Let Your Heart Be Light: Gentle Holiday Wellness Tips
- Sofie Charron
- 23 minutes ago
- 3 min read
By Sofie Charron, RP

Wellness Over the Holidays
The holidays can be beautiful, meaningful, and comforting, but also stressful, busy, and emotionally complicated. For many of us, this season brings a mix of excitement and pressure. There are expectations around family, food, gifts, finances, social events, and even how we’re “supposed” to feel. And when you’re already tired, overwhelmed, or navigating difficult relationships or emotions, the holidays can feel like a lot.
Wellness at this time of year doesn’t mean having the perfect routine or following a strict self-care checklist. It’s much more about staying connected to yourself, noticing what you need, and giving yourself permission to slow down or soften your expectations. Here are some gentle ways to support your mental and emotional well-being over the holiday season.

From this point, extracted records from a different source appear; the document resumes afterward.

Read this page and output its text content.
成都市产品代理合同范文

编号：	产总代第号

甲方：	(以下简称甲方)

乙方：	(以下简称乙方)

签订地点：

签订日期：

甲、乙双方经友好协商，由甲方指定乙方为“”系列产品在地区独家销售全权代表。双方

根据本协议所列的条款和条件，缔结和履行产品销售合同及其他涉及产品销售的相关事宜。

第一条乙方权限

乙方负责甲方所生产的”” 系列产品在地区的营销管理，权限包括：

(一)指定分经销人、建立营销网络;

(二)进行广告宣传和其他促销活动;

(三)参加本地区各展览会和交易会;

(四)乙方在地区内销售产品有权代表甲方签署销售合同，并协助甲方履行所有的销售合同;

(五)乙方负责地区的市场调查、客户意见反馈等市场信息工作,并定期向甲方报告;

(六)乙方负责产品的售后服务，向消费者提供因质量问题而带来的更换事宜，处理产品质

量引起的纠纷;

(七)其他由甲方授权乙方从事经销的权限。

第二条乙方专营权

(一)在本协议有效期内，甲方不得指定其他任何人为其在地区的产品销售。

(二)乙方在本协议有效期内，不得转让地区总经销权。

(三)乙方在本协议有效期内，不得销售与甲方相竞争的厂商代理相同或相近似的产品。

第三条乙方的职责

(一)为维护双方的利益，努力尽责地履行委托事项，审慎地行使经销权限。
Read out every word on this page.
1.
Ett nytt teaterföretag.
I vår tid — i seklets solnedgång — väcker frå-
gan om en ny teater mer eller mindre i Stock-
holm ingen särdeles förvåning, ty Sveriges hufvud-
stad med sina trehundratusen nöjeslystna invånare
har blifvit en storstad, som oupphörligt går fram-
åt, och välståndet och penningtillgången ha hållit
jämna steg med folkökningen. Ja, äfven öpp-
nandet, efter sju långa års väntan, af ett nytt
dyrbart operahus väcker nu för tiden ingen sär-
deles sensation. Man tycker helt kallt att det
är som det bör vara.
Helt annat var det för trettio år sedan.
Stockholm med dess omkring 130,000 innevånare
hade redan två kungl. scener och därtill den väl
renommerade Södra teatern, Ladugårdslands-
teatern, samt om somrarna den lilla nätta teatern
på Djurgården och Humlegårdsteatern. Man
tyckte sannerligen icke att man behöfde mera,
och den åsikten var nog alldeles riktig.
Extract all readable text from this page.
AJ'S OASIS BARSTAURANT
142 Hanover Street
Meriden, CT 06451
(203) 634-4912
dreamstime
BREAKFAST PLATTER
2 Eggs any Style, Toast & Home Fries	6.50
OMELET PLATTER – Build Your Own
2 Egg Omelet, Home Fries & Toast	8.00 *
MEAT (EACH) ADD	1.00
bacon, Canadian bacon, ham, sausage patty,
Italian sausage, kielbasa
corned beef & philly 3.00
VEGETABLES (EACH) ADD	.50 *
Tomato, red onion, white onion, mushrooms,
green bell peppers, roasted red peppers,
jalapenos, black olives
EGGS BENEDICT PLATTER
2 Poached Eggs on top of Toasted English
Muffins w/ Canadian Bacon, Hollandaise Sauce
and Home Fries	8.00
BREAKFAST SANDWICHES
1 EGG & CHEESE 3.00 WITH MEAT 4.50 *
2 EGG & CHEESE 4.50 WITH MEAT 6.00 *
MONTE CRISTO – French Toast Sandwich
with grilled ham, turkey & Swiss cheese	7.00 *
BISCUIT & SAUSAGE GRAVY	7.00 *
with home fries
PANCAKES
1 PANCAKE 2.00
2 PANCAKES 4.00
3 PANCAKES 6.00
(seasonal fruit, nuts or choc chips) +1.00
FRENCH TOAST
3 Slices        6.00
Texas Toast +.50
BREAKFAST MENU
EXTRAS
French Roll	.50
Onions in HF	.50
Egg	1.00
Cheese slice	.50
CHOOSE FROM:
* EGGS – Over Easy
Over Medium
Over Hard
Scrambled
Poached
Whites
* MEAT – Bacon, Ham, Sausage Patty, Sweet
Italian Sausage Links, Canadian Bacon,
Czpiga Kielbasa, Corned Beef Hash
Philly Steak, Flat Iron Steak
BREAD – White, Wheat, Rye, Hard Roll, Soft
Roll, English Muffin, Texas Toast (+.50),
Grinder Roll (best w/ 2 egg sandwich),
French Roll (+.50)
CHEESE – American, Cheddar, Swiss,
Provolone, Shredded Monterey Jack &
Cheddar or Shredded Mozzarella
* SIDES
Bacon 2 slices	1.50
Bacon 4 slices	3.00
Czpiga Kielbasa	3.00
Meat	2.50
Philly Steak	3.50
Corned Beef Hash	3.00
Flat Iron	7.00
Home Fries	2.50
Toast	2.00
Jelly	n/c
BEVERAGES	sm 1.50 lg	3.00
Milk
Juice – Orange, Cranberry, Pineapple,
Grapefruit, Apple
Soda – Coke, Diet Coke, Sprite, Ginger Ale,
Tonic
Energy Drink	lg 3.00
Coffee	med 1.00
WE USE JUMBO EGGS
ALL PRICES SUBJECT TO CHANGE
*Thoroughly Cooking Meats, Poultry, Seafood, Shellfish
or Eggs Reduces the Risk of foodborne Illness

1. Notice What You’re Feeling (Without Judging It)
The holidays can bring up a whole range of feelings: Joy, sadness, nostalgia, irritation, anxiety, gratitude, or even numbness. Instead of pushing feelings away or trying to “be cheerful,” try pausing and naming what’s coming up.
A simple practice:
Take a breath
Notice what’s happening inside
Say, “I’m feeling ____, and that’s okay.”
Letting emotions be what they are creates room for compassion and grounding.
2. Let “Good Enough” Be Enough
Holiday pressure is real. Perfect meals, perfect gifts, perfect hosting, perfect family harmony—it’s a lot for one nervous system to manage. Choosing “good enough” can be incredibly freeing.
Ask yourself:
What actually matters most to me this year/in this moment?
What could I simplify?
What would make this season/moment feel more manageable?
Sometimes the most meaningful choice is the one that leaves space to breathe.
3. Use Boundaries
Boundaries are limits you place around your time and energy. Stating your boundaries helps you be more resilient, show up more authentically and enjoy more fulfilling holidays.
A few examples:
“I’d love to come, but I’ll need to leave a little early.”
“I'm avoiding this topic today, it tends to get tense - let's talk about __________ ”
“I don’t have the budget for larger gifts this year, so I’m keeping things simple.”
“I’m stepping out for a quick break; I’ll be right back.”
Small boundaries can make a big difference in reducing overwhelm.
4. Give Your Nervous System Some Care
The holidays are full of stimulation: The noise, people, lights, activity, travel, routines changing. Your nervous system may need a bit more support than usual.
Try simple grounding habits:
A walk outside, even for 10 minutes
A slow stretch before bed
Drinking water regularly
Putting your phone down for a little while
Taking a few steady breaths when things feel busy
Using gentle lighting, earplugs and pleasant scents
Tiny practices can help you reset and stay steady.
5. Choose Meaningful Connection Over Obligation
Connection doesn’t have to come from big gatherings or elaborate traditions. Small, intentional moments often mean more.
Try:
Watching a movie with someone you care about
Sending a voice note to a friend
Sharing something you appreciate about a person at the table
Doing something playful or low-pressure
Reaching out to someone who might be having a tough season
If you’re spending the holidays alone or grieving, connection might look different, but it can still be gentle, quiet, and real.
6. Make Space for Grief, Change, or Mixed Emotions
Many people struggle more at this time of year, even if no one else can see it. Holidays can highlight things that have changed, such as relationships, health, finances, routines, or the loss of someone important.
If this is you:
Allow yourself to feel what you feel
Honour the person or thing you’re missing
Create a small ritual if it helps
Give yourself permission to step back from overwhelming situations
You’re not doing the holidays “wrong” if they feel heavy. You’re human.
7. Rest Whenever You Can
The culture around the holidays often encourages us to keep going and do more. But rest is a form of wellness too.
Rest might mean:
Saying no to an invitation
Having a quiet morning
Do one thing at a time
Taking a nap
Lowering your expectations of yourself
Rest lets your body and mind settle so you can engage more fully in the moments that matter.
Final Thoughts
You don’t need a perfect holiday season to have a meaningful one. Wellness comes from presence, compassion, and small, intentional choices. Whether this season brings joy, challenge, or a bit of both, you deserve to move through it with kindness toward yourself.